Древний город с древней обителью на горе, куда люди больше не приезжают. Потом Хатиб указал костлявым пальцем на следы на земле — свежие следы:
— Нет… Быть не может!
Мы вчетвером пересекли небольшую долинку и поднялись к разрушенной стене. Ворот не было уже, только пустая арка и башни по сторонам, с которых уже обваливались камни. Наши лошади нащупывали путь между камней своими изящными копытами.
Под широким, пустым небом, с которого тучи сбежали, словно рассеянная отара овец, лежали пустынные улицы, стояли дома без крыш; стук копыт отдавался в развалинах гулким эхом. За рамкой арки стоял храм, балансируя на буром склоне — одинокая колонна, словно призывающий к вниманию палец, указывала в небо… А потом раздался дробный стук других копыт, и мы остановились.
Мы ждали.
Дюжина всадников и Махмуд.
По собственной воле Айеша шагнула им навстречу, подняв голову и раздувая ноздри.
— Махмуд! — мой вызов звонким эхом отразился от стен. — Махмуд! Ты и я… один на один… ну!
— Я тебя убью, школяр! Я всегда был лучшим бойцом!
Айеша шагнула к ним; она знала свое дело, эта юная дама, так же, как в тот, давний уже день, в бою против князя Юрия.
Он помчался на меня, плащ развевался за плечами. Он всегда был хорошим мечником. Я отразил его удар, но это его не обескуражило, он развернулся и снова кинулся в атаку. Он поднял клинок, а мой в этот миг оказался слишком низко. Вот его меч, ускоряясь, пошел книзу, и на его лезвии неслась смерть.
— Я — Кербушар, — выкрикнул я фразу из нашего прошлого, студент и винопийца!
Видимо, его мышцы невольно застыли на миг, скованные воспоминанием и неожиданностью. Мой клинок поднялся, а его — ударил, но сила удара была потеряна, и его меч без вреда скользнул по моему.
Но мой колющий удар пробил его защиту; мы взглянули прямо в глаза друг другу, а потом его падающее тело вывернуло меч у меня из руки, и он грянулся спиной о камни, неотрывно глядя на меня снизу вверх.
Сойдя с седла, я положил руку на рукоять меча.
— Когда ты вытащишь этот клинок, — проговорил он, — я умру.
— Да, Махмуд.
— Ты всегда превосходил меня. Какой же я был дурак, что заговорил с тобой в тот день, в саду у Гвадалквивира. «Студент и винопийца…» Я запомнил эти слова.

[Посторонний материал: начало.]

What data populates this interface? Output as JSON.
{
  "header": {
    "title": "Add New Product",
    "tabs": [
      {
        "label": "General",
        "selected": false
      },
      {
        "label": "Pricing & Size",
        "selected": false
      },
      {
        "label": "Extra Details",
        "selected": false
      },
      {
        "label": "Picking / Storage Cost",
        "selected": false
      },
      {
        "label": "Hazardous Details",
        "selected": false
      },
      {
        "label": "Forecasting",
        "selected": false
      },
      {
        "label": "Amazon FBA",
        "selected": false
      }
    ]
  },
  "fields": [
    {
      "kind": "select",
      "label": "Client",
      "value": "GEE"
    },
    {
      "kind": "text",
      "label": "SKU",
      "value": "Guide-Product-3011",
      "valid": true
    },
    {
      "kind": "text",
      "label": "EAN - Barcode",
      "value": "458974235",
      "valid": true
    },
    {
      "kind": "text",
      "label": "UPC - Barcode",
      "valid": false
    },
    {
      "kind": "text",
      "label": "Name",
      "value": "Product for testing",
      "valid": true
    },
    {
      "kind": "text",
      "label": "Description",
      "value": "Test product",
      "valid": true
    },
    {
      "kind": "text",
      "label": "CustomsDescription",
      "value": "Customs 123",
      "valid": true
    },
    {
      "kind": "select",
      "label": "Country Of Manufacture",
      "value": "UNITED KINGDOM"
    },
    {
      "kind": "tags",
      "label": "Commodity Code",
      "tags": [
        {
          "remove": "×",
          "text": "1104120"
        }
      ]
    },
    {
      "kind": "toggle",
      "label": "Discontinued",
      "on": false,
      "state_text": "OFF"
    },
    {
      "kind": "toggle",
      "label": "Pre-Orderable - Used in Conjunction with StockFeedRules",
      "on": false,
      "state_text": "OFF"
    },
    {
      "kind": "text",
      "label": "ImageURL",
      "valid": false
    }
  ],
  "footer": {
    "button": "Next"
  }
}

Он не отрывал от меня взгляда.
— Как часто я вспоминал их! Как я ненавидел тебя!
Моя рука сжала рукоять меча.
— Вытаскивай же его, — прохрипел он, — вытаскивай — и будь ты проклят!
И я вытащил меч.
Глава 57
Мы остановились на большой дороге, там, где солнце положило свою горячую белую ладонь, и наши четыре лошади беспокоились от жары.

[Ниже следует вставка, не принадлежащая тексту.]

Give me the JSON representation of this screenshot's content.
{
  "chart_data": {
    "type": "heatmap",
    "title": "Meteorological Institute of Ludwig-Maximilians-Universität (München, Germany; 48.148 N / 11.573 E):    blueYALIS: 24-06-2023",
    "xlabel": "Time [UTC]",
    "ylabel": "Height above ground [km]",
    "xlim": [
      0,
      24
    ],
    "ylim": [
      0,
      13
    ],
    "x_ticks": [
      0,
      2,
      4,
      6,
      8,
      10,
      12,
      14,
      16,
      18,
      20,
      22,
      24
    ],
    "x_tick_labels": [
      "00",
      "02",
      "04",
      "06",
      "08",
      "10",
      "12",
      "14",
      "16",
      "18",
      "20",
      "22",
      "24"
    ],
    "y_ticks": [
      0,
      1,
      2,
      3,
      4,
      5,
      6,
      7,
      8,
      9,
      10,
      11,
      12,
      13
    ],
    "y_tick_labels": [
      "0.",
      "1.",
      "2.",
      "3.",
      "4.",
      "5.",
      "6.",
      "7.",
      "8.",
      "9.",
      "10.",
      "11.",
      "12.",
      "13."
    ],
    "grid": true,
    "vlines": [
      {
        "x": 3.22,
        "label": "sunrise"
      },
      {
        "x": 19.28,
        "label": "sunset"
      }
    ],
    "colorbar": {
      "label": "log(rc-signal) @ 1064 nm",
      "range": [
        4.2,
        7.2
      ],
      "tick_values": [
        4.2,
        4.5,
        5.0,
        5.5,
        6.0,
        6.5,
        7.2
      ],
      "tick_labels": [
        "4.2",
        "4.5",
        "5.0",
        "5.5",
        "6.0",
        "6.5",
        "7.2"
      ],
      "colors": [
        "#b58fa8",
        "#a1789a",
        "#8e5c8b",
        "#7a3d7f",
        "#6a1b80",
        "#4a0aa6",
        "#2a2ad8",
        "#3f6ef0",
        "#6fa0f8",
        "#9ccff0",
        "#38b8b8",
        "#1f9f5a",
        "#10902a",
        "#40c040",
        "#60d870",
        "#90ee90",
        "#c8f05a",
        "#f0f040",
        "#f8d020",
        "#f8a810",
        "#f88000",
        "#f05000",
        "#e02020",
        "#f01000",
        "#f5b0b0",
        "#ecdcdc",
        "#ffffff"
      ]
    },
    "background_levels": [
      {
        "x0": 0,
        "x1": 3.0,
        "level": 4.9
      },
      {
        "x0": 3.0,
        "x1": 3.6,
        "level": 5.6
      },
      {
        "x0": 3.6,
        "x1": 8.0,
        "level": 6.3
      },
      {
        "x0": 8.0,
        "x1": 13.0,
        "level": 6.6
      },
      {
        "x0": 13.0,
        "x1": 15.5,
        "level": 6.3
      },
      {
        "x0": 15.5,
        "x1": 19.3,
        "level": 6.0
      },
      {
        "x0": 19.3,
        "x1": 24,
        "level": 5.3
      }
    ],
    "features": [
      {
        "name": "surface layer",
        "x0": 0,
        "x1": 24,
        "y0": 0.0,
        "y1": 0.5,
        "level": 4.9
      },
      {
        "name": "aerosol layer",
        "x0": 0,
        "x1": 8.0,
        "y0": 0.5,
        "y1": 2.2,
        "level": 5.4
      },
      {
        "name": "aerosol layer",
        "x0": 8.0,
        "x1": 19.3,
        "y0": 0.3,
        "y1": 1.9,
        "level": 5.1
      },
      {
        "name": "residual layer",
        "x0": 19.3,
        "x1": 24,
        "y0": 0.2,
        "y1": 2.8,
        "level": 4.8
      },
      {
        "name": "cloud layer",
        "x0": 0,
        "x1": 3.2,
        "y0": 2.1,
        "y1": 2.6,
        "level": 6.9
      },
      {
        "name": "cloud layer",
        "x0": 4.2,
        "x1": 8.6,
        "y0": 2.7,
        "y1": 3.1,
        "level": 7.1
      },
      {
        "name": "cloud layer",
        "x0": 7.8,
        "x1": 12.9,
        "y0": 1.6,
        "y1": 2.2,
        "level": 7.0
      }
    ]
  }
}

Позади нас, в несколько милях, лежал Хамадан, красивый белый город посреди плодородной, прекрасной равнины. Говорили, будто давным-давно, под другим именем, он был столицей Мидии; но сейчас мне это было все равно.
Мы с Хатибом стояли напротив моего отца; рядом с ним была Зубадия.

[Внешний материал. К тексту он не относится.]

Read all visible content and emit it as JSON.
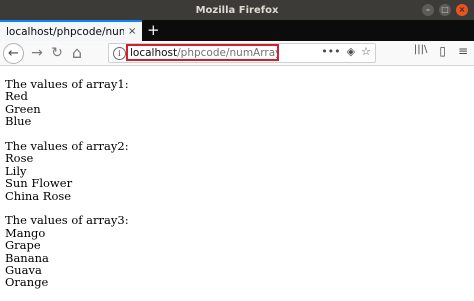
{
  "window": {
    "title": "Mozilla Firefox",
    "minimize_glyph": "–",
    "maximize_glyph": "□",
    "close_glyph": "×"
  },
  "tabs": [
    {
      "title": "localhost/phpcode/numArra",
      "close_glyph": "×",
      "active": true
    }
  ],
  "new_tab_glyph": "+",
  "nav": {
    "back_glyph": "←",
    "forward_glyph": "→",
    "reload_glyph": "↻",
    "home_glyph": "⌂"
  },
  "url": {
    "host": "localhost",
    "path": "/phpcode/numArray.php",
    "info_glyph": "i",
    "more_glyph": "•••",
    "pocket_glyph": "◈",
    "bookmark_glyph": "☆"
  },
  "toolbar": {
    "library_glyph": "|||\\",
    "sidebar_glyph": "▯",
    "menu_glyph": "≡"
  },
  "page": {
    "arrays": [
      {
        "heading": "The values of array1:",
        "items": [
          "Red",
          "Green",
          "Blue"
        ]
      },
      {
        "heading": "The values of array2:",
        "items": [
          "Rose",
          "Lily",
          "Sun Flower",
          "China Rose"
        ]
      },
      {
        "heading": "The values of array3:",
        "items": [
          "Mango",
          "Grape",
          "Banana",
          "Guava",
          "Orange"
        ]
      }
    ]
  },
  "colors": {
    "titlebar": "#3c3b37",
    "tab_accent": "#0a84ff",
    "url_highlight_border": "#d1202c"
  }
}
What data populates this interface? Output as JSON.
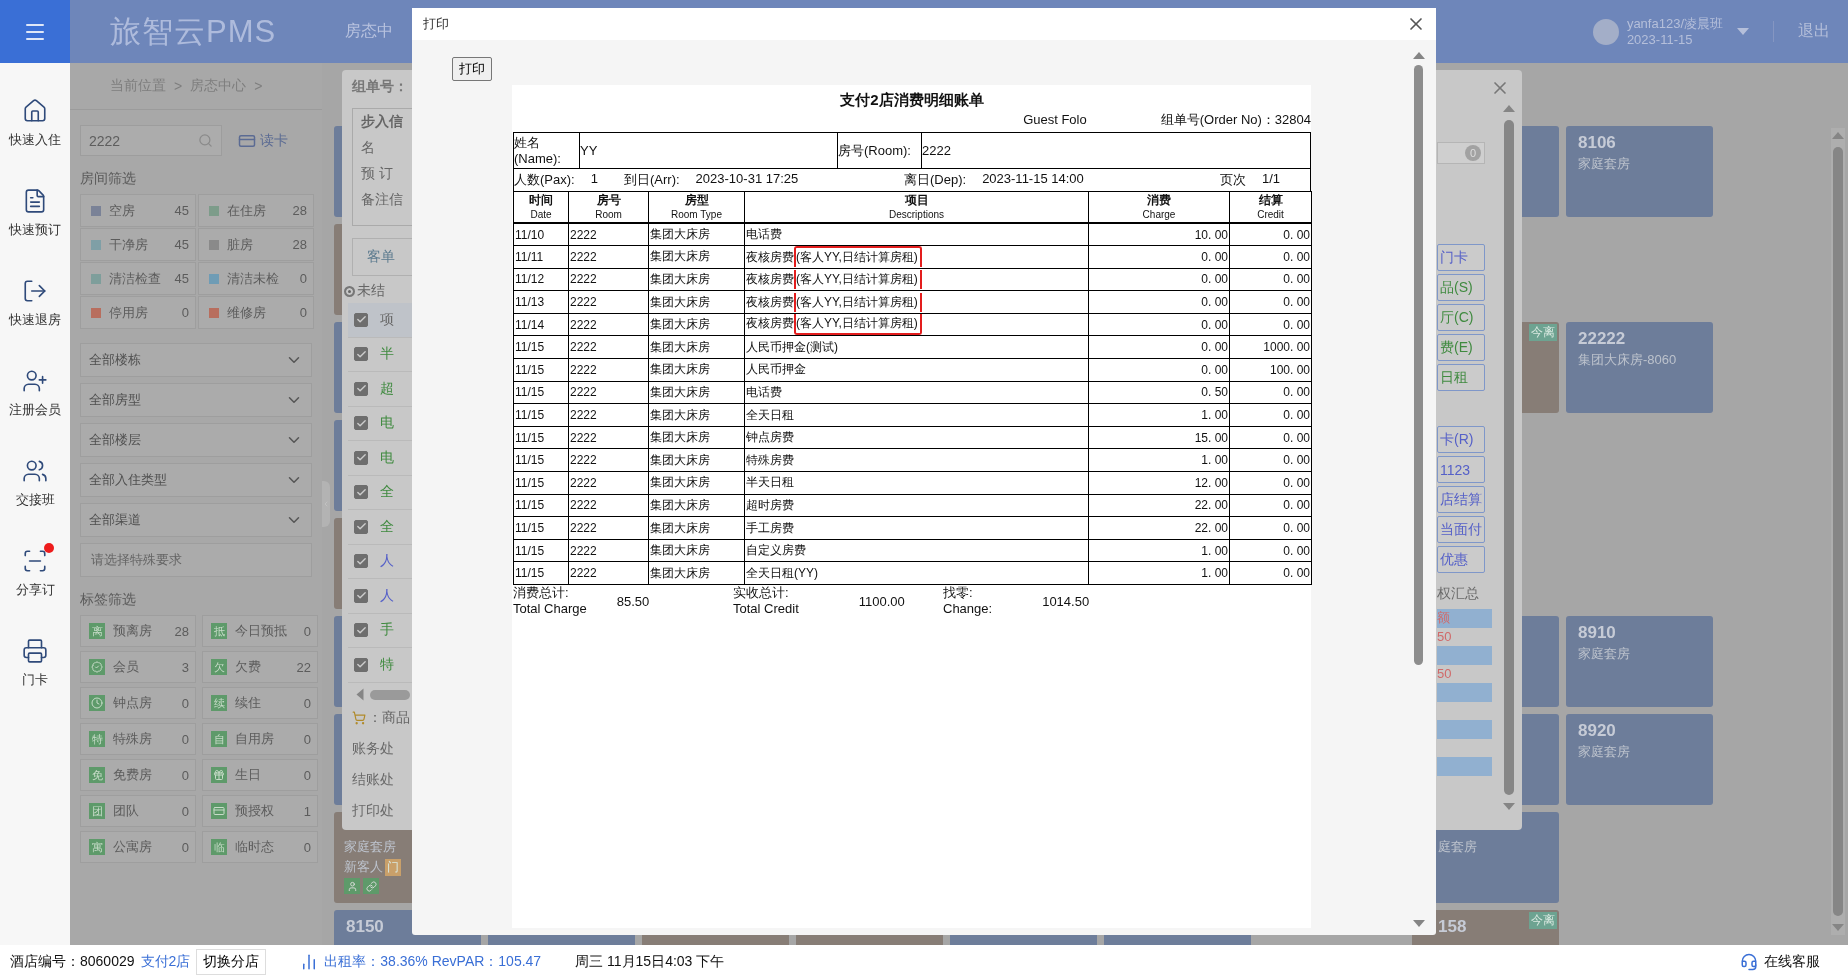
{
  "topbar": {
    "logo": "旅智云PMS",
    "nav_item": "房态中",
    "user": {
      "name": "yanfa123/凌晨班",
      "date": "2023-11-15"
    },
    "logout": "退出"
  },
  "left_nav": [
    {
      "label": "快速入住",
      "notification": false
    },
    {
      "label": "快速预订",
      "notification": false
    },
    {
      "label": "快速退房",
      "notification": false
    },
    {
      "label": "注册会员",
      "notification": false
    },
    {
      "label": "交接班",
      "notification": false
    },
    {
      "label": "分享订",
      "notification": true
    },
    {
      "label": "门卡",
      "notification": false
    }
  ],
  "breadcrumb": [
    "当前位置",
    ">",
    "房态中心",
    ">"
  ],
  "filter": {
    "search": "2222",
    "read_card": "读卡",
    "room_title": "房间筛选",
    "room_status": [
      {
        "label": "空房",
        "count": "45",
        "color": "#7a8297"
      },
      {
        "label": "在住房",
        "count": "28",
        "color": "#7d9c8a"
      },
      {
        "label": "干净房",
        "count": "45",
        "color": "#7f9fa6"
      },
      {
        "label": "脏房",
        "count": "28",
        "color": "#8a8a8a"
      },
      {
        "label": "清洁检查",
        "count": "45",
        "color": "#7e9e9b"
      },
      {
        "label": "清洁未检",
        "count": "0",
        "color": "#6f9cb5"
      },
      {
        "label": "停用房",
        "count": "0",
        "color": "#b86e5e"
      },
      {
        "label": "维修房",
        "count": "0",
        "color": "#b86e5e"
      }
    ],
    "dropdowns": [
      "全部楼栋",
      "全部房型",
      "全部楼层",
      "全部入住类型",
      "全部渠道"
    ],
    "special_placeholder": "请选择特殊要求",
    "tag_title": "标签筛选",
    "tags": [
      {
        "badge": "离",
        "label": "预离房",
        "count": "28"
      },
      {
        "badge": "抵",
        "label": "今日预抵",
        "count": "0"
      },
      {
        "label": "会员",
        "count": "3"
      },
      {
        "badge": "欠",
        "label": "欠费",
        "count": "22"
      },
      {
        "label": "钟点房",
        "count": "0"
      },
      {
        "badge": "续",
        "label": "续住",
        "count": "0"
      },
      {
        "badge": "特",
        "label": "特殊房",
        "count": "0"
      },
      {
        "badge": "自",
        "label": "自用房",
        "count": "0"
      },
      {
        "badge": "免",
        "label": "免费房",
        "count": "0"
      },
      {
        "label": "生日",
        "count": "0"
      },
      {
        "badge": "团",
        "label": "团队",
        "count": "0"
      },
      {
        "label": "预授权",
        "count": "1"
      },
      {
        "badge": "寓",
        "label": "公寓房",
        "count": "0"
      },
      {
        "badge": "临",
        "label": "临时态",
        "count": "0"
      }
    ]
  },
  "tiles": [
    {
      "kind": "vacant",
      "number": "8106",
      "type": "家庭套房"
    },
    {
      "kind": "vacant",
      "number": "22222",
      "type": "集团大床房-8060"
    },
    {
      "kind": "vacant",
      "number": "8910",
      "type": "家庭套房"
    },
    {
      "kind": "vacant",
      "number": "8920",
      "type": "家庭套房"
    },
    {
      "kind": "vacant"
    },
    {
      "kind": "occupied",
      "tag": "今离"
    },
    {
      "kind": "vacant"
    },
    {
      "kind": "vacant"
    },
    {
      "kind": "vacant",
      "type": "庭套房"
    },
    {
      "kind": "occupied",
      "number": "158",
      "tag": "今离"
    },
    {
      "kind": "occupied",
      "type": "家庭套房",
      "guest": "新客人",
      "tag": "门"
    },
    {
      "kind": "vacant",
      "number": "8150"
    },
    {
      "kind": "vacant"
    },
    {
      "kind": "occupied"
    },
    {
      "kind": "vacant"
    },
    {
      "kind": "vacant"
    },
    {
      "kind": "occupied"
    },
    {
      "kind": "vacant"
    },
    {
      "kind": "vacant"
    },
    {
      "kind": "vacant"
    },
    {
      "kind": "occupied"
    },
    {
      "kind": "occupied"
    },
    {
      "kind": "vacant"
    },
    {
      "kind": "vacant"
    }
  ],
  "group_dialog": {
    "title": "组单号：",
    "fieldset": "步入信",
    "fields": [
      "名",
      "预 订",
      "备注信"
    ],
    "tab": "客单",
    "radio": {
      "label": "未结",
      "selected": true
    },
    "items": [
      {
        "text": "项",
        "kind": "header",
        "checked": true
      },
      {
        "text": "半",
        "kind": "room",
        "checked": true
      },
      {
        "text": "超",
        "kind": "room",
        "checked": true
      },
      {
        "text": "电",
        "kind": "room",
        "checked": true
      },
      {
        "text": "电",
        "kind": "room",
        "checked": true
      },
      {
        "text": "全",
        "kind": "room",
        "checked": true
      },
      {
        "text": "全",
        "kind": "room",
        "checked": true
      },
      {
        "text": "人",
        "kind": "deposit",
        "checked": true
      },
      {
        "text": "人",
        "kind": "deposit",
        "checked": true
      },
      {
        "text": "手",
        "kind": "room",
        "checked": true
      },
      {
        "text": "特",
        "kind": "room",
        "checked": true
      }
    ],
    "goods": "：商品",
    "actions": [
      "账务处",
      "结账处",
      "打印处"
    ],
    "badge": "0",
    "buttons": [
      {
        "text": "门卡",
        "kind": "blue"
      },
      {
        "text": "品(S)",
        "kind": "green"
      },
      {
        "text": "厅(C)",
        "kind": "green"
      },
      {
        "text": "费(E)",
        "kind": "green"
      },
      {
        "text": "日租",
        "kind": "green"
      },
      {
        "text": "卡(R)",
        "kind": "blue"
      },
      {
        "text": "1123",
        "kind": "blue"
      },
      {
        "text": "店结算",
        "kind": "blue"
      },
      {
        "text": "当面付",
        "kind": "blue"
      },
      {
        "text": "优惠",
        "kind": "blue"
      }
    ],
    "summary_title": "权汇总",
    "summary": [
      "额",
      "50",
      "50"
    ]
  },
  "print_dialog": {
    "title": "打印",
    "print_button": "打印",
    "document": {
      "title": "支付2店消费明细账单",
      "subtitle": "Guest Folo",
      "order": "组单号(Order No)：32804",
      "name_label": [
        "姓名",
        "(Name):"
      ],
      "name": "YY",
      "room_label": "房号(Room):",
      "room": "2222",
      "info": [
        {
          "label": "人数(Pax):",
          "value": "1"
        },
        {
          "label": "到日(Arr):",
          "value": "2023-10-31 17:25"
        },
        {
          "label": "离日(Dep):",
          "value": "2023-11-15 14:00"
        },
        {
          "label": "页次",
          "value": "1/1"
        }
      ],
      "columns": [
        {
          "zh": "时间",
          "en": "Date"
        },
        {
          "zh": "房号",
          "en": "Room"
        },
        {
          "zh": "房型",
          "en": "Room Type"
        },
        {
          "zh": "项目",
          "en": "Descriptions"
        },
        {
          "zh": "消费",
          "en": "Charge"
        },
        {
          "zh": "结算",
          "en": "Credit"
        }
      ],
      "rows": [
        {
          "date": "11/10",
          "room": "2222",
          "type": "集团大床房",
          "desc": "电话费",
          "charge": "10. 00",
          "credit": "0. 00",
          "highlighted": false
        },
        {
          "date": "11/11",
          "room": "2222",
          "type": "集团大床房",
          "desc": "夜核房费",
          "note": "(客人YY,日结计算房租)",
          "charge": "0. 00",
          "credit": "0. 00",
          "highlighted": true
        },
        {
          "date": "11/12",
          "room": "2222",
          "type": "集团大床房",
          "desc": "夜核房费",
          "note": "(客人YY,日结计算房租)",
          "charge": "0. 00",
          "credit": "0. 00",
          "highlighted": true
        },
        {
          "date": "11/13",
          "room": "2222",
          "type": "集团大床房",
          "desc": "夜核房费",
          "note": "(客人YY,日结计算房租)",
          "charge": "0. 00",
          "credit": "0. 00",
          "highlighted": true
        },
        {
          "date": "11/14",
          "room": "2222",
          "type": "集团大床房",
          "desc": "夜核房费",
          "note": "(客人YY,日结计算房租)",
          "charge": "0. 00",
          "credit": "0. 00",
          "highlighted": true
        },
        {
          "date": "11/15",
          "room": "2222",
          "type": "集团大床房",
          "desc": "人民币押金(测试)",
          "charge": "0. 00",
          "credit": "1000. 00",
          "highlighted": false
        },
        {
          "date": "11/15",
          "room": "2222",
          "type": "集团大床房",
          "desc": "人民币押金",
          "charge": "0. 00",
          "credit": "100. 00",
          "highlighted": false
        },
        {
          "date": "11/15",
          "room": "2222",
          "type": "集团大床房",
          "desc": "电话费",
          "charge": "0. 50",
          "credit": "0. 00",
          "highlighted": false
        },
        {
          "date": "11/15",
          "room": "2222",
          "type": "集团大床房",
          "desc": "全天日租",
          "charge": "1. 00",
          "credit": "0. 00",
          "highlighted": false
        },
        {
          "date": "11/15",
          "room": "2222",
          "type": "集团大床房",
          "desc": "钟点房费",
          "charge": "15. 00",
          "credit": "0. 00",
          "highlighted": false
        },
        {
          "date": "11/15",
          "room": "2222",
          "type": "集团大床房",
          "desc": "特殊房费",
          "charge": "1. 00",
          "credit": "0. 00",
          "highlighted": false
        },
        {
          "date": "11/15",
          "room": "2222",
          "type": "集团大床房",
          "desc": "半天日租",
          "charge": "12. 00",
          "credit": "0. 00",
          "highlighted": false
        },
        {
          "date": "11/15",
          "room": "2222",
          "type": "集团大床房",
          "desc": "超时房费",
          "charge": "22. 00",
          "credit": "0. 00",
          "highlighted": false
        },
        {
          "date": "11/15",
          "room": "2222",
          "type": "集团大床房",
          "desc": "手工房费",
          "charge": "22. 00",
          "credit": "0. 00",
          "highlighted": false
        },
        {
          "date": "11/15",
          "room": "2222",
          "type": "集团大床房",
          "desc": "自定义房费",
          "charge": "1. 00",
          "credit": "0. 00",
          "highlighted": false
        },
        {
          "date": "11/15",
          "room": "2222",
          "type": "集团大床房",
          "desc": "全天日租(YY)",
          "charge": "1. 00",
          "credit": "0. 00",
          "highlighted": false
        }
      ],
      "totals": [
        {
          "zh": "消费总计:",
          "en": "Total Charge",
          "value": "85.50"
        },
        {
          "zh": "实收总计:",
          "en": "Total Credit",
          "value": "1100.00"
        },
        {
          "zh": "找零:",
          "en": "Change:",
          "value": "1014.50"
        }
      ]
    }
  },
  "status_bar": {
    "hotel_label": "酒店编号：8060029",
    "store": "支付2店",
    "switch": "切换分店",
    "stats": "出租率：38.36% RevPAR：105.47",
    "datetime": "周三 11月15日4:03 下午",
    "support": "在线客服"
  }
}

— Значит, здесь? — спросил отец. — Здесь расходятся наши пути?
Две недели прошло с тех пор, как умер Махмуд на склоне Соломонова Трона; две недели, за которые мы спустились с гор и добрались до Хамадана. Отсюда отец поедет в Басру, что на берегу Персидского залива.
— А потом что? — спросил я.
— Свой корабль и широкое море… И люди моей породы.
— Ты найдешь их там?
На его суровом загорелом лице вспыхнула улыбка, обнажив крепкие белые зубы.
— Где есть море, — сказал он, — там есть и корсары… Или пираты, если угодно.
Когда умер Махмуд, там, на склоне горы, мы встали плечом к плечу, двое Кербушаров, готовясь биться с остальными, но у них не было охоты встретиться с нашей сталью — слишком многие уже умерли.
— Мой путь ведет в Хинд, — сказал я, — в Раджастан.
— А мой — снова в море.
Он посмотрел на меня, понимая неизбежность того, что я делаю.
— Две недели у меня был сын…
— Мы встретимся снова. Где бы ты ни был, когда-нибудь я найду тебя снова.
Мы разделили кошельки с золотом, полученные от Масуд-хана и Синана. Я отдал отцу двух кобылиц. На одной из них Зубадия доедет до Басры. Ее родина — вблизи Персидского Залива.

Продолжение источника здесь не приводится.